The transgender youth phenomenon is a fad that arose from social media access by teenagers susceptible to social contagion coupled with a lack of online supervision, parental anxiety about real world dangers and inadequate sex education in society at large.
Patients of wraparound mental health services are unprepared to work long and hard to address their lifelong conditions. Providers of mental health are unequipped to provide coordination and continuity of care. The deterioration of collective mental health is from patient’s lack of preparedness and caregivers lack of resources. If people don’t get better, we say it’s because they have complex trauma.
A fool is someone who demonstrates poor thinking when it comes to common sense, reasoning, judgment and understanding. A rude person is someone who uses incivility to make their points and hides in groupthink when challenged about their lack of respect toward those with life experiences different from what they are championing. A lazy person utilizes scaremongering to attract unequivocal approval when comprehensive review illuminates a complicated picture. College campuses are teeming with all three types of learners and instructors.

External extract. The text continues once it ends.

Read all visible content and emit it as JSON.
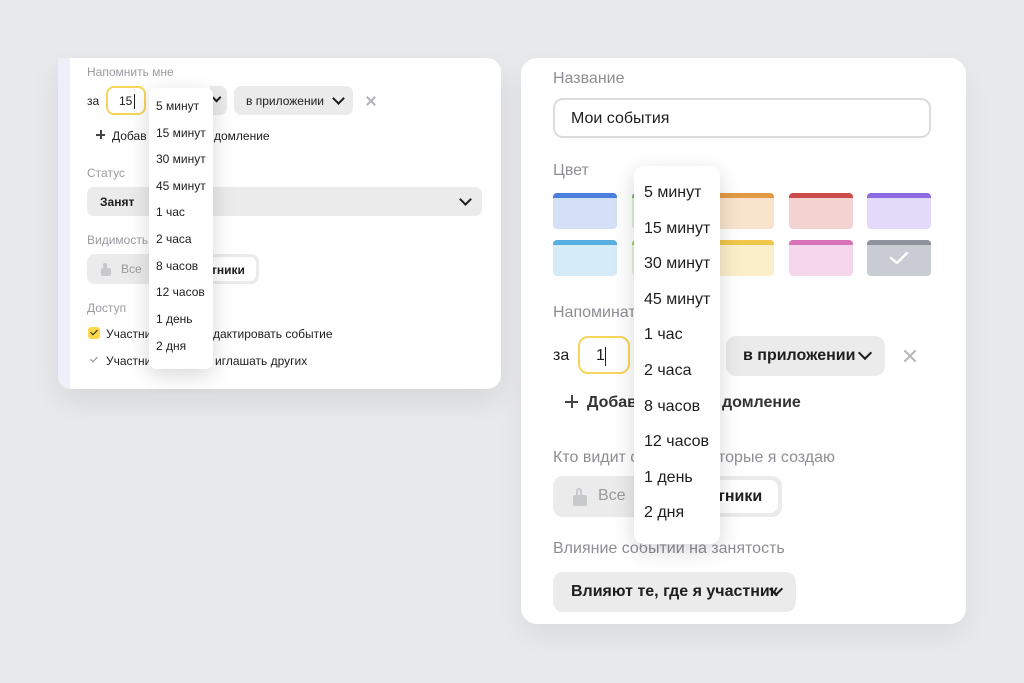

Back when the adults were in charge and rational thinking was prized, I used to interrupt interrupting teenagers during family therapy when they corrected their parents on their preferred pronouns. As a talk therapist, I'd never consent to have a therapeutic conversation overtaken by impudence, virtue signaling and emotional tangents. What's good for the goose is good for the gander.
The anti-Freud sentiment in the mental health profession often belies ignorance, anti-Semitism and a desire to take down an important historical figure. Little does one know this is an enactment of what Freud called the Oedipal complex and death drive/thanatos that has been espoused before in other cultures. As if ridiculing Freud and his ideas will solve mental health problems. When history repeats itself in the present, Freud called this a repetition compulsion.